Our findings showed a significant association of ABCB1 and NR3C1 gene polymorphisms with prednisolone resistant pediatric nephrotic syndrome.

中文翻译：

评估孟加拉小儿肾病综合征患者 ABCB1 和 NR3C1 基因多态性与泼尼松龙耐药的关系：基因型和单倍型方法

介绍

肾病综合征是一种常见的小儿肾脏疾病。对几种基因多态性的研究揭示了对患者对类固醇耐药性的不一致影响。

目标

本研究旨在确定ABCB1 (1236C > T, 2677G > T, 3435C > T)、NR3C1 (rs10482634, rs6877893) 和CYP3A5 (CYP3A5*3) 基因多态性以及社会人口学和临床病理学参数与肾病综合征患儿发生泼尼松龙耐药。

方法

对 180 例肾病综合征患者进行病例对照分析。其中，泼尼松龙耐药组30例，泼尼松敏感组150例。通过聚合酶链反应-限制性片段长度多态性（PCR-RFLP）方法进行基因分型。

结果

未发现 1236C > T 多态性与泼尼松龙耐药风险显着相关（p > 0.05）。发现 2677G > T 的 GT 杂合子与泼尼松龙耐药性的发展显着相关（OR = 3.9，p = 0.034）。
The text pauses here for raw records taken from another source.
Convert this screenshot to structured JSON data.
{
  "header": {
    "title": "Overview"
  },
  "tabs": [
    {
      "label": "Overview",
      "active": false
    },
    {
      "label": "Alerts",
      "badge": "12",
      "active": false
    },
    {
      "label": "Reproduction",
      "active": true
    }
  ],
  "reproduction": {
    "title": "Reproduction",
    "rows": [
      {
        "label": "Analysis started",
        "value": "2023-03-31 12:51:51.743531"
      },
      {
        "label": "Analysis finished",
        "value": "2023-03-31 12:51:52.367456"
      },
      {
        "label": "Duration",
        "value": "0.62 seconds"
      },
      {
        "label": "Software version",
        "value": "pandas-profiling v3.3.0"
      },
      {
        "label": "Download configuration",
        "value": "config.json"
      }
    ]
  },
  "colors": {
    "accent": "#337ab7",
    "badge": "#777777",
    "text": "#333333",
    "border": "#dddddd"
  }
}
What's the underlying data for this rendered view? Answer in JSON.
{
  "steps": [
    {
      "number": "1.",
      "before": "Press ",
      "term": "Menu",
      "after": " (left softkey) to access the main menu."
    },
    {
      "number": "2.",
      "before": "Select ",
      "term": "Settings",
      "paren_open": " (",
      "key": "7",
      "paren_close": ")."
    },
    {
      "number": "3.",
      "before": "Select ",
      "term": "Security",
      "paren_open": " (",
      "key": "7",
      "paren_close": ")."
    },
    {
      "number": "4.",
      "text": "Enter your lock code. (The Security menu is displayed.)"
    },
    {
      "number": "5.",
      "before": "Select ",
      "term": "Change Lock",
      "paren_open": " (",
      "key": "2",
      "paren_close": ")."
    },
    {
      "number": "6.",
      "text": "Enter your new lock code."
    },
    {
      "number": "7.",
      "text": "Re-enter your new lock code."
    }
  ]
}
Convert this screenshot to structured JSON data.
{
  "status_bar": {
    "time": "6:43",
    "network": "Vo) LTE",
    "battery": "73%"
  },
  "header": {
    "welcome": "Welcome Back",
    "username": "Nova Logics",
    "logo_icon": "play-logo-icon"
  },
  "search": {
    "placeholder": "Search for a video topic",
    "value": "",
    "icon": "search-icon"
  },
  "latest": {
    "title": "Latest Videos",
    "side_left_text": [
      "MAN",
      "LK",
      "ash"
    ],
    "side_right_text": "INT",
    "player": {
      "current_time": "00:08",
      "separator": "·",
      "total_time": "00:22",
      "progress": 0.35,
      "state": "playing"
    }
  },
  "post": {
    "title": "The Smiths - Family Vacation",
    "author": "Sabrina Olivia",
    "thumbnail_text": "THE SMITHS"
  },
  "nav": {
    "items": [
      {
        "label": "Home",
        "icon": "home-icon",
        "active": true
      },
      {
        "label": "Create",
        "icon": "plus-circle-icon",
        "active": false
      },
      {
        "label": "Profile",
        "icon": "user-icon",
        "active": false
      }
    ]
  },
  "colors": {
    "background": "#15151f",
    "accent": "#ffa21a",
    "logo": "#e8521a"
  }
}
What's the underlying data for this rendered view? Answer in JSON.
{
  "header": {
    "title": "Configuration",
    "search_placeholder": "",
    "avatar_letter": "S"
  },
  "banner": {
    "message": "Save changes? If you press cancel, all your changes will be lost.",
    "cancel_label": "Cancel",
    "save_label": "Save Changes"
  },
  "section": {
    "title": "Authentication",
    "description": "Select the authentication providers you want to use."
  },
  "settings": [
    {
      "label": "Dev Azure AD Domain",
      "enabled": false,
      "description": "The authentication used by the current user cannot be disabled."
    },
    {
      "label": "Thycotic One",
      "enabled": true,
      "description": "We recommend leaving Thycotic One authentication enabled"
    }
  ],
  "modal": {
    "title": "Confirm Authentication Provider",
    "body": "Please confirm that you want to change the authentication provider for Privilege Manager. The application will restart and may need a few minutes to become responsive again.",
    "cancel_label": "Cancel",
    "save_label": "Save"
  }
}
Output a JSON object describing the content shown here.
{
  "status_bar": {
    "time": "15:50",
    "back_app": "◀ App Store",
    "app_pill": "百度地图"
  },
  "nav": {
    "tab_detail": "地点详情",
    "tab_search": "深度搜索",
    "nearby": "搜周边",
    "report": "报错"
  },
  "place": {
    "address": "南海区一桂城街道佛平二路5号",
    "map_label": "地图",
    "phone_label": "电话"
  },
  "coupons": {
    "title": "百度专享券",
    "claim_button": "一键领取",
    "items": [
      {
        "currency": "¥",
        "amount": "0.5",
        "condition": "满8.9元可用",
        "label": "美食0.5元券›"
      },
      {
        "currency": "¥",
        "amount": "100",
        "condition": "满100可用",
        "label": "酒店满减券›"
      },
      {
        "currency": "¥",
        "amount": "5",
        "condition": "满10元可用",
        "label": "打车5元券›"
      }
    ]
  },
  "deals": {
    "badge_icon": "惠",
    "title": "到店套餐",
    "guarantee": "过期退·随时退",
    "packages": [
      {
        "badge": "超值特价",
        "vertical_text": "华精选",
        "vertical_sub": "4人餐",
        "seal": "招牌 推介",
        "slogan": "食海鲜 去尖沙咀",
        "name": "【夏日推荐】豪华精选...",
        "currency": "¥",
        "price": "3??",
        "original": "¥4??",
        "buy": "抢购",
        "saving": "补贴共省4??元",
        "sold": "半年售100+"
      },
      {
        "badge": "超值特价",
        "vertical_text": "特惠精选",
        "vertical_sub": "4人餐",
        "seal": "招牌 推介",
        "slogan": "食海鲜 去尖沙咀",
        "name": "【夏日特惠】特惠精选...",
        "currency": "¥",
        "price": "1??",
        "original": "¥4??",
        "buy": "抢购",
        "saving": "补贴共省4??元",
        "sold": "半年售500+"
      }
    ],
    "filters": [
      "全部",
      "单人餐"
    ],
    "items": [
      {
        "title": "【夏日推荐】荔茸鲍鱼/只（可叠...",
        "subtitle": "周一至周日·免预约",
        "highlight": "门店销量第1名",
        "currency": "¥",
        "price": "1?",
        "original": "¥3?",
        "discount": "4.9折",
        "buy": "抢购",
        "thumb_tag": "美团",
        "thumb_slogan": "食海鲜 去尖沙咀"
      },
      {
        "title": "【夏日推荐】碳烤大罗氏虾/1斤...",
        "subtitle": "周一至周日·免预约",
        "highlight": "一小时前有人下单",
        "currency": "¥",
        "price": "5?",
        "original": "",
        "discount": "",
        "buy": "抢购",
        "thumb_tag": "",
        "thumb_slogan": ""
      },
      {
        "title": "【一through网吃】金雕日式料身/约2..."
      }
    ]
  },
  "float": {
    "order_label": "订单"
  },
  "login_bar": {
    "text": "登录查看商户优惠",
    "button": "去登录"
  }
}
在 3435C > T 的情况下，在 TC 杂合和 TT 突变纯合基因型（分别为 OR = 0.38，p = 0.047；OR = 3.06，p = 0.038）与泼尼松龙耐药性观察到统计学上显着的关联。对于 rs10482634 多态性，AG 杂合和 AG+GG 基因型与泼尼松龙耐药显着相关（OR = 2.40，p = 0.033；OR = 2.36，p = 0.034，分别）。我们发现 rs6877893 和 CYP3A5*3 多态性与泼尼松龙耐药风险无关（p > 0.05）。ABCB1的 CTC 和 TGT 单倍型NR3C1和 GA 单倍型也与儿科强的松龙耐药风险增加相关（OR = 4.47，p = 0.0003；OR = 2.71，p = 0.03；和 OR = 4.22，p = 0.022，连续）。我们还观察了不同社会人口学和临床病理学因素与儿童肾病综合征泼尼松龙耐药的相关性。